The aims of this study were to assess the effect of perioperative dexamethasone on postoperative thyroid surgery recovery using measures of wound drainage volume and C-reactive protein (CRP) levels and leukocyte counts.
From January to September 2014, healthy patients, aged between 18 and 65 years, had elective thyroid surgery in the tertiary hospital. Eligible patients were randomized into either group D (dexamethasone 0.1 mg/kg IV) or group S (saline IV) after anesthesia induction. At the end of surgery, a drainage tube was placed at the thyroid bed with a negative pressure ball connected outside the wound. Drainage fluids were collected after thyroid surgery. The fluid volume and the levels of C-reactive protein and leukocyte counts inside were analyzed. All patients were followed up for 1 month.

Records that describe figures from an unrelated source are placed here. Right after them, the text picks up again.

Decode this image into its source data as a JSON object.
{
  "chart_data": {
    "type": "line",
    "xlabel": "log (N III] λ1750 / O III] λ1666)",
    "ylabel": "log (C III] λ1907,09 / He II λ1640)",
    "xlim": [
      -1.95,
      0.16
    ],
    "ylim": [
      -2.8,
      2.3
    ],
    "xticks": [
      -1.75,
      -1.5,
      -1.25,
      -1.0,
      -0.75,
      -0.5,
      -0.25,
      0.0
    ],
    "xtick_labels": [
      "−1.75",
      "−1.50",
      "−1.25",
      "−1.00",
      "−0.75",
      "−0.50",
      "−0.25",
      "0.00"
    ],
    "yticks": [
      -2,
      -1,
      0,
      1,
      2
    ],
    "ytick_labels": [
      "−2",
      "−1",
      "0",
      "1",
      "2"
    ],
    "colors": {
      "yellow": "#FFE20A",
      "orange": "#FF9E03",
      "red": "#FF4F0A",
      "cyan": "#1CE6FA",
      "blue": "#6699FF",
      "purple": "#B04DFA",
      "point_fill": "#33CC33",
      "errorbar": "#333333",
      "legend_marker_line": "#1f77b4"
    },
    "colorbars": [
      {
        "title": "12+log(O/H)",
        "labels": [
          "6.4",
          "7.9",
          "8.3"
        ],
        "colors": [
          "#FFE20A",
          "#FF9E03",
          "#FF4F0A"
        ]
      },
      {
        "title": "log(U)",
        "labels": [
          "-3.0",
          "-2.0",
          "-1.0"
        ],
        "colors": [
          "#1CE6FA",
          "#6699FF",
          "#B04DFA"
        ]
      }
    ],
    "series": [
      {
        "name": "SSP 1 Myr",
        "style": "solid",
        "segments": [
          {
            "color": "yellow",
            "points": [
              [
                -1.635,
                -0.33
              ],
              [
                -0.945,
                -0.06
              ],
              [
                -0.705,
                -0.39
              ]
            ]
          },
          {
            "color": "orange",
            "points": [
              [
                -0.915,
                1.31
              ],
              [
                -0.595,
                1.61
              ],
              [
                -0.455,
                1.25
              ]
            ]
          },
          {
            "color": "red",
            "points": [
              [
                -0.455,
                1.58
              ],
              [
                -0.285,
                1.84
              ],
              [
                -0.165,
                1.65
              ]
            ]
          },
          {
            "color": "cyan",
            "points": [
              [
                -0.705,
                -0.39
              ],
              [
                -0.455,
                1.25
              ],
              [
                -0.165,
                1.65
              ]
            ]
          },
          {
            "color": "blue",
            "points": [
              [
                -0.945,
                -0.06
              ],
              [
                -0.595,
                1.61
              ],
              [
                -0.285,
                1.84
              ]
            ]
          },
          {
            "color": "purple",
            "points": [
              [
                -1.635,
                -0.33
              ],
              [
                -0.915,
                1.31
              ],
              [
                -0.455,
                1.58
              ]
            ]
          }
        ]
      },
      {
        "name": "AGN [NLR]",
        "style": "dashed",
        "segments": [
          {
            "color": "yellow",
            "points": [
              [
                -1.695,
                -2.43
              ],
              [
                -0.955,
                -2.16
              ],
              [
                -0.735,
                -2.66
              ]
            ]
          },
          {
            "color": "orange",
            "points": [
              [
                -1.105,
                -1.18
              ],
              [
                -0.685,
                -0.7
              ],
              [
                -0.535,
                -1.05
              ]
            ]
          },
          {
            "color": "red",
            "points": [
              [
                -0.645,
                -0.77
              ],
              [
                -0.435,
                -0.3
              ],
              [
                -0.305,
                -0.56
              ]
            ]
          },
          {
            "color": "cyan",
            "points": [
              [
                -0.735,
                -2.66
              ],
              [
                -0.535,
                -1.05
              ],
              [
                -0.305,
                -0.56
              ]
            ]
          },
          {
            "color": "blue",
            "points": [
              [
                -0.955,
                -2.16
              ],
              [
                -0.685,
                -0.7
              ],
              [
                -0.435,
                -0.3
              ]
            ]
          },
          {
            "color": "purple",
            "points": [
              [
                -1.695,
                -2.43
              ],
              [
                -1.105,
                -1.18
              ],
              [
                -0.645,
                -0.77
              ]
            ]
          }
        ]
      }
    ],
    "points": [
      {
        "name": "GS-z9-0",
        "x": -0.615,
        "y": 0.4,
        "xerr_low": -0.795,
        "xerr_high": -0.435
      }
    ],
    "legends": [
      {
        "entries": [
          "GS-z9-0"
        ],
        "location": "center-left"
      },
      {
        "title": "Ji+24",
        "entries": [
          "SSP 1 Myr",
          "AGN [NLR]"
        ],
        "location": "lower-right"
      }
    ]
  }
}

The median total drainage in group D (n = 103) was 43 ml (IQR: 21-83 ml), and 68 ml (IQR: 35-104 ml) in group S (n = 111), P = 0.002. More patients in group D were discharged on postoperative day 2 (74.8% vs. 54.1%, P = 0.002). The CRP levels and leukocyte counts were much less in group D than in group S (P = 0.002 and P < 0.001, respectively). Two patients (one in each group) had wound infections 1 week after surgery that healed one additional week later.
One perioperative small dose of dexamethasone reduced wound drainage volume and inflammatory content after thyroid surgery, thereby possibly contributing to early recovery. The effects of dexamethasone have never been evaluated before under these conditions.
NCT02304250 ( http://www.clinicaltrials.gov ).
本研究旨在通过测量伤口引流量和 C 反应蛋白 (CRP) 水平及白细胞计数评估围手术期地塞米松对甲状腺手术后恢复的影响。
2014 年 1 月至 9 月期间,在一所三级医院,年龄在 18 至 65 岁之间的择期甲状腺手术患者参与了这项研究。在麻醉诱导后,符合条件的患者被随机分为 D 组(地塞米松 0.1mg/kg 静脉注射)或 S 组(生理盐水静脉注射)。手术结束时,在甲状腺床放置引流管,并在伤口外连接负压球。术后收集引流液,分析引流液的体积及其中 CRP 和白细胞计数的水平。所有患者均随访 1 个月。
D 组(n=103)的总引流量中位数为 43ml(IQR:21-83ml),S 组(n=111)为 68ml(IQR:35-104ml),P=0.002。D 组有更多患者(74.8%)于术后第 2 天出院(54.1%,P=0.002)。D 组 CRP 水平和白细胞计数均明显低于 S 组(P=0.002 和 P<0.001)。术后 1 周,两组各有 1 例患者(各 1 例)发生伤口感染,1 周后愈合。
单次围手术期小剂量地塞米松可减少甲状腺手术后的伤口引流量和炎症反应,从而有助于早期恢复。这种条件下地塞米松的作用此前从未被评估过。